Timescale Cloud availability features are defined by the service plan level being used:
- Basic & Dev Plans: These are single-node plans and have limited availability combined with two day (one day for Dev) backup histories.
- Pro Plans: These are two node plans (master + standby) with higher availability and three day backup histories.
Minor failures such as a service process crashes or temporary loss of network access are handled automatically in all plans without any major changes to the service deployment. The service automatically restores normal operation once the crashed process is automatically restarted or when the network access is restored.
However, more severe failure modes such as losing a single node entirely, require more drastic recovery measures. Losing an entire node (virtual machine) could happen for example due to hardware failure or a severe enough software failure.
A failing node is automatically detected by the Timescale Cloud monitoring infrastructure. Either the node starts reporting that its own self-diagnostics is reporting problems or the node stops communicating entirely. The monitoring infra automatically schedules a new replacement node to be created when this happens.
Note that in case of database failover the Service URL of your service will remain the same, only the IP address will change to point at the new master node.
Single-Node: Basic & Dev Plans
Losing the only node from the service immediately starts the automatic process of creating a new replacement node.

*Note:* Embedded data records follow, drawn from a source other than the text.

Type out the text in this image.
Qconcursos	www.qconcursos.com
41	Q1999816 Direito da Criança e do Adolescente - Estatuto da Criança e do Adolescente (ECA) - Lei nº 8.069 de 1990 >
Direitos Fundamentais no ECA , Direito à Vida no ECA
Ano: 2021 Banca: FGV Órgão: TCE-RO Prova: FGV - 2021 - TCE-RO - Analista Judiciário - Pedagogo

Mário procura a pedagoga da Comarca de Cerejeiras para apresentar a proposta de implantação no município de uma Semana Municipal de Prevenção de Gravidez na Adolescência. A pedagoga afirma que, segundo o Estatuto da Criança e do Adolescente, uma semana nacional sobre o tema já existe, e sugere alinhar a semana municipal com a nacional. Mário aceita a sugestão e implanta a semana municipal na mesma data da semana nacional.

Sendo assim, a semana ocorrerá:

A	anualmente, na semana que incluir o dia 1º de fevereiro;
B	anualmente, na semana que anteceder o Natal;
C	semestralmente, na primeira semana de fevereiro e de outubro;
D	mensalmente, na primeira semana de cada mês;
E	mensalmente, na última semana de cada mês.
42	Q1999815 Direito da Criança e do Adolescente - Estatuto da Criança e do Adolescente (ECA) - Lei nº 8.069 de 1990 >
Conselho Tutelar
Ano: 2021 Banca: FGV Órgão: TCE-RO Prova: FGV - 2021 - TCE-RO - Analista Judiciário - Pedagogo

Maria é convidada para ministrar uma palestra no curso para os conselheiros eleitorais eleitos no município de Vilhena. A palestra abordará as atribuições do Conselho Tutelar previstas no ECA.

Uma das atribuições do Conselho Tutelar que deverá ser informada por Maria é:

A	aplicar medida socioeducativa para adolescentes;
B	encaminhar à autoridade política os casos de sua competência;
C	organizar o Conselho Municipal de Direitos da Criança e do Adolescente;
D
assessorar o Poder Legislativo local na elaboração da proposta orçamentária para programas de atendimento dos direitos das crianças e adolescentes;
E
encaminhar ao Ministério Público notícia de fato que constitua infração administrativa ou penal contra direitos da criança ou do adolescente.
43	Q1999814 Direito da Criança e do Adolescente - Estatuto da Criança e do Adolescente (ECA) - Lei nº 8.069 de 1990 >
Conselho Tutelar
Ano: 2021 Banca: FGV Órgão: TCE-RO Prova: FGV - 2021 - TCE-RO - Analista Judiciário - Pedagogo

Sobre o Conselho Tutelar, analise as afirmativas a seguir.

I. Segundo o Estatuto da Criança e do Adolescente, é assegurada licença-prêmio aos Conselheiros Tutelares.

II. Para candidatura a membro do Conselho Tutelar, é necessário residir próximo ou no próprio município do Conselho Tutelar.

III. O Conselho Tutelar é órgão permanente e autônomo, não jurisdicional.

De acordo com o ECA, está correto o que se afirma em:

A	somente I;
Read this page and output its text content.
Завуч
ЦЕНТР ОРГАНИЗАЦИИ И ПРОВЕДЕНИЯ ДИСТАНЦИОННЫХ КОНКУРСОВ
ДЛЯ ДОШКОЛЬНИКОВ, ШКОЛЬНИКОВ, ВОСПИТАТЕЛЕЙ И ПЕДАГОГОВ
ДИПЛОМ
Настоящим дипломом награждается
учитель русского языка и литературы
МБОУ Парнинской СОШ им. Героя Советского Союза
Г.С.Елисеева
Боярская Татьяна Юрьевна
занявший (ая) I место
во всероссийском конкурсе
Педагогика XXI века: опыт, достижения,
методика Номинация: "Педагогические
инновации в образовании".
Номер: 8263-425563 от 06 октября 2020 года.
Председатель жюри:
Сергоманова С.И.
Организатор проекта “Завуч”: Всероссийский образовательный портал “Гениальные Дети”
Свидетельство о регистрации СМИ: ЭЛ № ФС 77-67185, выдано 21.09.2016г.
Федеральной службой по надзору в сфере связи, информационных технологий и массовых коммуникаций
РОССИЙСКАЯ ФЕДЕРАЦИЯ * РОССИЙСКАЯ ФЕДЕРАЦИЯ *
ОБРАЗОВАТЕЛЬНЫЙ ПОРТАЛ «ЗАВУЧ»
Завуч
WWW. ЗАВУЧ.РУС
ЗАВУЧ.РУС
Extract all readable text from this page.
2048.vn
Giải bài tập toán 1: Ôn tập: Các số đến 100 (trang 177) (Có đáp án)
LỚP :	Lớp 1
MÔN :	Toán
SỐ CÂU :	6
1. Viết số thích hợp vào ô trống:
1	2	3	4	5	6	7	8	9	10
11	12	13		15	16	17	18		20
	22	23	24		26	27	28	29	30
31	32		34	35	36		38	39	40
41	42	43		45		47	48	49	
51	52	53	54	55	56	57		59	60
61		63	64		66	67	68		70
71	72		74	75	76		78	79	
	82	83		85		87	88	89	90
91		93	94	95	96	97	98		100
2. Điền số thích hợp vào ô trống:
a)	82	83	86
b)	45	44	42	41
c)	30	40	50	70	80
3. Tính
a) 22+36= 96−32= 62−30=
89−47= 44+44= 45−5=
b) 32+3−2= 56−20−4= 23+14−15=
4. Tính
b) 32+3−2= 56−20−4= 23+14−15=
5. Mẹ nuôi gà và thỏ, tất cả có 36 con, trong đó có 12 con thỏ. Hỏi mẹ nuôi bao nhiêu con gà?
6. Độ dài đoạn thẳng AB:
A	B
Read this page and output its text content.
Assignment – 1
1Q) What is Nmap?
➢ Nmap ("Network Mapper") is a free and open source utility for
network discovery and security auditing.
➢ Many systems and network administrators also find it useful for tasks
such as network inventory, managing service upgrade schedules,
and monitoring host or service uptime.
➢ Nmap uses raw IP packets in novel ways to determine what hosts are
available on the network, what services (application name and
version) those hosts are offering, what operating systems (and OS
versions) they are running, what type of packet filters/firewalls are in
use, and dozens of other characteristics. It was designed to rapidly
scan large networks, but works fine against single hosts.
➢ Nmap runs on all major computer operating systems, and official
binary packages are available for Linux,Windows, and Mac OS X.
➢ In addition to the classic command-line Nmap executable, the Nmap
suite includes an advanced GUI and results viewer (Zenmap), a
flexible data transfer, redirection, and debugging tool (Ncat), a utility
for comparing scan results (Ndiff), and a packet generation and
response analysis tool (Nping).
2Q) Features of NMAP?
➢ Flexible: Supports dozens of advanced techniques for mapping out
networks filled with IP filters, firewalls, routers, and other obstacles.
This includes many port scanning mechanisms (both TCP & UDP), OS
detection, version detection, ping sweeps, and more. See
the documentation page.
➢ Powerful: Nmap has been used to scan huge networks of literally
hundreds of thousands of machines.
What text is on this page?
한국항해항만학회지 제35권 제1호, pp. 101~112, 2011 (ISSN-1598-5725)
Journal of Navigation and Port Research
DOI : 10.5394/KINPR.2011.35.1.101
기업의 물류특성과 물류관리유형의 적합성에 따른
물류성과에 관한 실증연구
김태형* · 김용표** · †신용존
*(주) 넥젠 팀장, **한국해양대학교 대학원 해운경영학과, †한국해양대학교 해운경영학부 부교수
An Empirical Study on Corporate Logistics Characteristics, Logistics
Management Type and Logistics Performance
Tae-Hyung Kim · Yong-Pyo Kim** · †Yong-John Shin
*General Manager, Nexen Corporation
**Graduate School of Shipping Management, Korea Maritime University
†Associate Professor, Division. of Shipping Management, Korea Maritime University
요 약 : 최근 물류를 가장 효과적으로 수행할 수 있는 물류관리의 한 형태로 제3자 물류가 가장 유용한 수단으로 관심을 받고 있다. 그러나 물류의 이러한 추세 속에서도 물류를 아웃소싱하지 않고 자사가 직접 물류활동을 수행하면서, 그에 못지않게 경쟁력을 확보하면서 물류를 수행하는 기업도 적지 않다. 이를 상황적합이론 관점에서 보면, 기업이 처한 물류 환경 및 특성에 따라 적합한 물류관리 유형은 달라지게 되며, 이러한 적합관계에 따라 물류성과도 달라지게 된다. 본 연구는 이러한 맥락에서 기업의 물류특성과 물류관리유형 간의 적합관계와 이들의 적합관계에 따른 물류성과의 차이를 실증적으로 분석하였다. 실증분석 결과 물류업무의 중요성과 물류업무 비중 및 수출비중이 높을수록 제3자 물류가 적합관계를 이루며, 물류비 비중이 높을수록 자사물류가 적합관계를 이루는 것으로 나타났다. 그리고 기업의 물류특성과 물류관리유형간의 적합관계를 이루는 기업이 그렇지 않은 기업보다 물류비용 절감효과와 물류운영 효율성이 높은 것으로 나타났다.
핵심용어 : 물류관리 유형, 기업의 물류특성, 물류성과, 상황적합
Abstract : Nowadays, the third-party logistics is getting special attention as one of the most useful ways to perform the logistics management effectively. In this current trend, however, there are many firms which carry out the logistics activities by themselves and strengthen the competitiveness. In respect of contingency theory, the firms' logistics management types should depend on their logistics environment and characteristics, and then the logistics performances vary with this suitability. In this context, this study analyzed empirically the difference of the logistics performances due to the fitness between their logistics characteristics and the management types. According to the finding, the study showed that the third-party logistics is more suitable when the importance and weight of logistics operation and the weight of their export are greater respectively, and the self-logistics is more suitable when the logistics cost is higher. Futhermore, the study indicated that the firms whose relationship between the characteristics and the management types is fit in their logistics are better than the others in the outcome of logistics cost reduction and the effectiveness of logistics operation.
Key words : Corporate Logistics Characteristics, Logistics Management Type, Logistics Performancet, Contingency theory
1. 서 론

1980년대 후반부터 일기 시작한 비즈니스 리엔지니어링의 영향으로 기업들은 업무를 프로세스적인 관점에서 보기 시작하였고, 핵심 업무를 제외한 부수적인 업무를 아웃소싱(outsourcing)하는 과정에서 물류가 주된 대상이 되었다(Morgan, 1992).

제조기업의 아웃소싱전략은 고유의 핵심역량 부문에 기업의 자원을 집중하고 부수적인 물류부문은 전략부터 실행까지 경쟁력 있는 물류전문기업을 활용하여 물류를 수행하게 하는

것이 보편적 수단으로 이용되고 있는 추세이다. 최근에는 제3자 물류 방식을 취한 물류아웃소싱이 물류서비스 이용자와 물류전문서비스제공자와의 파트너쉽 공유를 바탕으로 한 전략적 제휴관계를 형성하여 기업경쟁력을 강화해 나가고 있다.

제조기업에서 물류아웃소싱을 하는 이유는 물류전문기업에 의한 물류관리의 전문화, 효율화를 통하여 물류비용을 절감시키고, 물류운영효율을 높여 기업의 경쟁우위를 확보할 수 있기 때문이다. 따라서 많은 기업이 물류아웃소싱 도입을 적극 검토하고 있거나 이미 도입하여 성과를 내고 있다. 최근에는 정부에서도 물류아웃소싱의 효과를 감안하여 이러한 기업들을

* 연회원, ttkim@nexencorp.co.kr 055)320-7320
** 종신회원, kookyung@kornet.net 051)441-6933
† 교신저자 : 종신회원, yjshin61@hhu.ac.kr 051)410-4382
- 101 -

The new node starts up, restores its state from the latest available backup and resumes serving customers.
Since there was just a single node providing the service, the service will be unavailable for the duration of the restore operation. Also any writes made since the backup of the latest Write Ahead Log (WAL) file will be lost. Typically this time window is limited to either one of five minutes of time or one WAL file.
Highly Available: Pro Plans
When the failed node is a PostgreSQL Standby, the Master node keeps on running normally and provides normal service level to the client applications. Once the new replacement Standby node is ready and synchronized with the master, it starts replicating the master in real time as the situation reverts back to normal.
When the failed node is a PostgreSQL Master, the combined information from the Timescale Cloud monitoring infra and the Standby node is used to make a failover decision. On the nodes themselves we use the Open Source monitoring daemon PGLookout in combination with the information from the Timescale Cloud system infra. If it looks like the master node is gone for good, the Standby node will promote itself as the new Master node and will immediately start serving clients. A new replacement node is automatically scheduled and will become the new Standby node as described in the Standby node failure case above.
If both Master and Standby nodes fail at the same time, two new nodes are automatically scheduled for creation and will become the new Master and Standby nodes respectively. The Master node will restore itself from the latest available backup, which means that there can be some degree of data loss involved. Namely any writes made since the backup of the latest Write Ahead Log (WAL) file will be lost. Typically this time window is limited to either one of five minutes of time or one WAL file.
The amount of time it takes to replace a failed node depends mainly on the used cloud region and the amount of data that needs to be restored. However, in the case of services with two-node Pro plans the surviving node will keep on serving clients even during the recreation of the other node. All of this is automatic and requires no administrator intervention.
For backups and restoration Timescale Cloud utilizes the popular Open Source backup daemon PGHoard that Timescale Cloud maintains. It makes real-time copies of Write Ahead Log (WAL) files to an object store in compressed and encrypted format.